My colleague Tim Doggett and I recently traveled to London to participate in a Risk Prediction Initiative 2.0workshop on Atlantic Hurricane Volatility.Several of the leading academic scientists who study tropical cyclones were there, as well as scientists from other catastrophe risk modeling companies and reinsurers. The exchange of ideas during workshop talks, coffee breaks, and dinner was fantastic.
Toward the end of the workshop, discussion turned to the connection between the number of storms that form in the open(Atlantic) ocean and the number that ultimately make landfall on the U.S. coast. The discussion was reflective of a more widely held sense in the scientific community that basinwide activity has stronger physical ties to large-scale climate, and is therefore more predictable.

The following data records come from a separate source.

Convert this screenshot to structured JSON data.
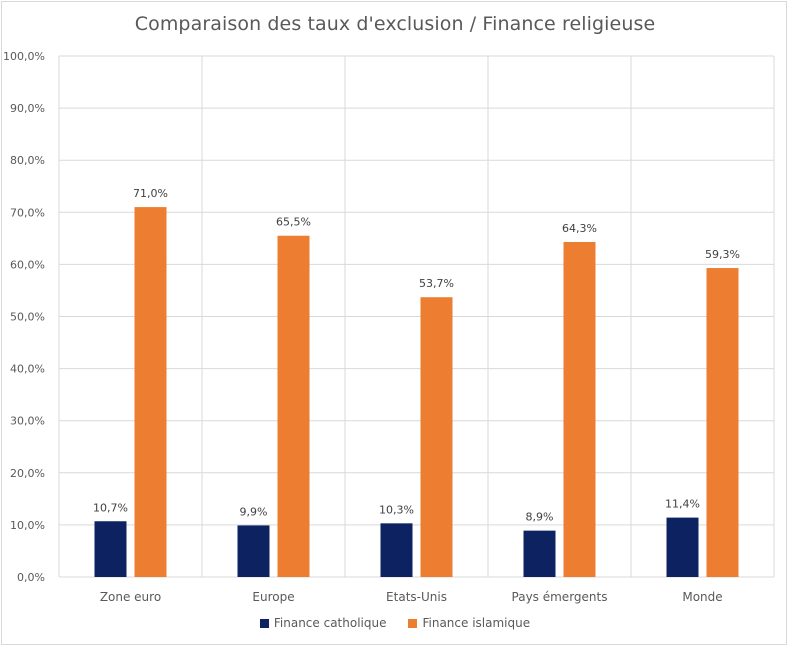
{
  "chart_data": {
    "type": "bar",
    "title": "Comparaison des taux d'exclusion / Finance religieuse",
    "categories": [
      "Zone euro",
      "Europe",
      "Etats-Unis",
      "Pays émergents",
      "Monde"
    ],
    "series": [
      {
        "name": "Finance catholique",
        "color": "#0d2260",
        "values": [
          10.7,
          9.9,
          10.3,
          8.9,
          11.4
        ],
        "labels": [
          "10,7%",
          "9,9%",
          "10,3%",
          "8,9%",
          "11,4%"
        ]
      },
      {
        "name": "Finance islamique",
        "color": "#ed7d31",
        "values": [
          71.0,
          65.5,
          53.7,
          64.3,
          59.3
        ],
        "labels": [
          "71,0%",
          "65,5%",
          "53,7%",
          "64,3%",
          "59,3%"
        ]
      }
    ],
    "ylim": [
      0,
      100
    ],
    "yticks": [
      0,
      10,
      20,
      30,
      40,
      50,
      60,
      70,
      80,
      90,
      100
    ],
    "ytick_labels": [
      "0,0%",
      "10,0%",
      "20,0%",
      "30,0%",
      "40,0%",
      "50,0%",
      "60,0%",
      "70,0%",
      "80,0%",
      "90,0%",
      "100,0%"
    ],
    "grid": true,
    "legend_position": "bottom",
    "xlabel": "",
    "ylabel": ""
  }
}
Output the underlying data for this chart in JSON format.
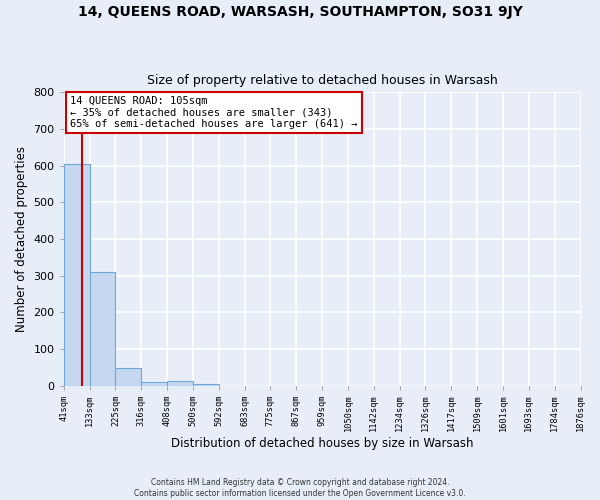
{
  "title": "14, QUEENS ROAD, WARSASH, SOUTHAMPTON, SO31 9JY",
  "subtitle": "Size of property relative to detached houses in Warsash",
  "xlabel": "Distribution of detached houses by size in Warsash",
  "ylabel": "Number of detached properties",
  "bar_values": [
    605,
    310,
    48,
    10,
    13,
    5,
    0,
    0,
    0,
    0,
    0,
    0,
    0,
    0,
    0,
    0,
    0,
    0,
    0,
    0
  ],
  "bar_color": "#c5d8f0",
  "bar_edge_color": "#6fa8d6",
  "x_labels": [
    "41sqm",
    "133sqm",
    "225sqm",
    "316sqm",
    "408sqm",
    "500sqm",
    "592sqm",
    "683sqm",
    "775sqm",
    "867sqm",
    "959sqm",
    "1050sqm",
    "1142sqm",
    "1234sqm",
    "1326sqm",
    "1417sqm",
    "1509sqm",
    "1601sqm",
    "1693sqm",
    "1784sqm",
    "1876sqm"
  ],
  "ylim": [
    0,
    800
  ],
  "yticks": [
    0,
    100,
    200,
    300,
    400,
    500,
    600,
    700,
    800
  ],
  "red_line_color": "#cc0000",
  "annotation_text": "14 QUEENS ROAD: 105sqm\n← 35% of detached houses are smaller (343)\n65% of semi-detached houses are larger (641) →",
  "annotation_box_color": "#ffffff",
  "annotation_box_edge_color": "#cc0000",
  "footer_line1": "Contains HM Land Registry data © Crown copyright and database right 2024.",
  "footer_line2": "Contains public sector information licensed under the Open Government Licence v3.0.",
  "background_color": "#e8eef8",
  "grid_color": "#ffffff",
  "title_fontsize": 10,
  "subtitle_fontsize": 9,
  "n_bars": 20
}
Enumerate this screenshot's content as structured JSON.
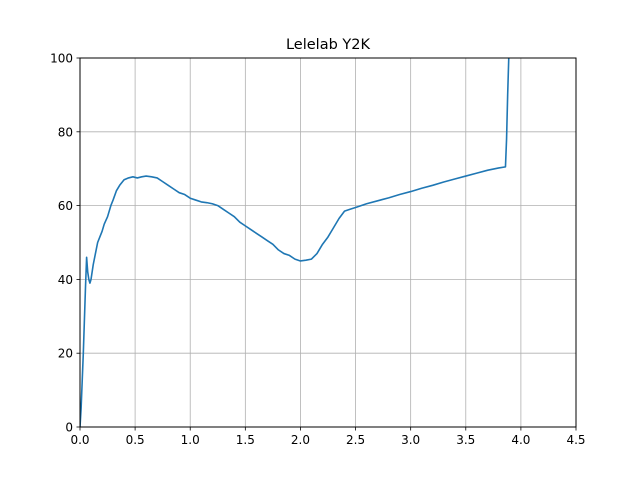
{
  "chart_data": {
    "type": "line",
    "title": "Lelelab Y2K",
    "xlabel": "",
    "ylabel": "",
    "xlim": [
      0,
      4.5
    ],
    "ylim": [
      0,
      100
    ],
    "xticks": [
      0.0,
      0.5,
      1.0,
      1.5,
      2.0,
      2.5,
      3.0,
      3.5,
      4.0,
      4.5
    ],
    "yticks": [
      0,
      20,
      40,
      60,
      80,
      100
    ],
    "xtick_labels": [
      "0.0",
      "0.5",
      "1.0",
      "1.5",
      "2.0",
      "2.5",
      "3.0",
      "3.5",
      "4.0",
      "4.5"
    ],
    "ytick_labels": [
      "0",
      "20",
      "40",
      "60",
      "80",
      "100"
    ],
    "grid": true,
    "line_color": "#1f77b4",
    "grid_color": "#b0b0b0",
    "series": [
      {
        "x": [
          0.0,
          0.01,
          0.03,
          0.05,
          0.06,
          0.07,
          0.08,
          0.09,
          0.1,
          0.12,
          0.14,
          0.16,
          0.18,
          0.2,
          0.22,
          0.25,
          0.28,
          0.3,
          0.33,
          0.36,
          0.4,
          0.44,
          0.48,
          0.52,
          0.56,
          0.6,
          0.65,
          0.7,
          0.75,
          0.8,
          0.85,
          0.9,
          0.95,
          1.0,
          1.05,
          1.1,
          1.15,
          1.2,
          1.25,
          1.3,
          1.35,
          1.4,
          1.45,
          1.5,
          1.55,
          1.6,
          1.65,
          1.7,
          1.75,
          1.8,
          1.85,
          1.9,
          1.95,
          2.0,
          2.05,
          2.1,
          2.15,
          2.2,
          2.25,
          2.3,
          2.35,
          2.4,
          2.45,
          2.5,
          2.55,
          2.6,
          2.7,
          2.8,
          2.9,
          3.0,
          3.1,
          3.2,
          3.3,
          3.4,
          3.5,
          3.6,
          3.7,
          3.8,
          3.86,
          3.87,
          3.88,
          3.89,
          3.9
        ],
        "y": [
          0,
          5,
          20,
          38,
          46,
          42,
          40,
          39,
          40,
          44,
          47,
          50,
          51.5,
          53,
          55,
          57,
          60,
          61.5,
          64,
          65.5,
          67,
          67.5,
          67.8,
          67.5,
          67.8,
          68,
          67.8,
          67.5,
          66.5,
          65.5,
          64.5,
          63.5,
          63,
          62,
          61.5,
          61,
          60.8,
          60.5,
          60,
          59,
          58,
          57,
          55.5,
          54.5,
          53.5,
          52.5,
          51.5,
          50.5,
          49.5,
          48,
          47,
          46.5,
          45.5,
          45,
          45.2,
          45.5,
          47,
          49.5,
          51.5,
          54,
          56.5,
          58.5,
          59,
          59.5,
          60,
          60.5,
          61.3,
          62.1,
          63,
          63.8,
          64.7,
          65.5,
          66.4,
          67.2,
          68,
          68.8,
          69.6,
          70.2,
          70.5,
          78,
          90,
          100,
          102
        ]
      }
    ]
  }
}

Because of this greater predictability, and because each of the storms forming in the basin can be considered a candidate for landfall, people often ask whether a season's landfalling activity can be predicted from basinwide activity.
From an informatics point of view, this is the wrong question.
One way to model the connection between basinwide and landfalling activity that more accurately respects their physical connection is as follows.
Landfalling tropical cyclone (TC) counts and non-landfalling, or open ocean TC counts, can be thought of as separate random variables (X and Y, respectively, in the diagram below). Each can be modeled as statistically conditional on the climate conditions known to affect them through physical atmosphere-ocean interactions.
If some of the climate variables used to model each TC count variable are shared, then the two random variables will be conditionally independent, yet correlated through their relationships to the underlying climate.
The quantities in boxes are random. The dashed and solid arrows between them indicate stochastic and deterministic dependences, respectively, with information flowing in the direction they point.
Within this framework, basinwide activity (Z in the diagram) is simply the deterministic sum of landfalling and open ocean activity. In other words, if landfalling and open ocean TC counts are known, then so is the basinwide count.
If the covariance between X and Y is positive, it is possible for basinwide activity to have stronger climatic dependence than landfalling TC counts or open ocean TC counts alone. However, the landfalling TC count is the relevant quantity for hazard predictability.
Predicting basinwide activity first to get to the landfalling TC count only adds additional information about the count of open ocean TCs. In other words, basinwide activity won't add any more information about landfalls than is already available from climate conditions alone.
Using available climatic information directly to predict landfalls is a much more efficient use of information. A recent paper from AIR published in peer-reviewed literature provides one example of building such a model for landfalls depending on climate state.
In general, careful thinking through the causal relationships between random quantities can help ground statistical models in a physical understanding of the system, and ensure a more efficient use of the available information.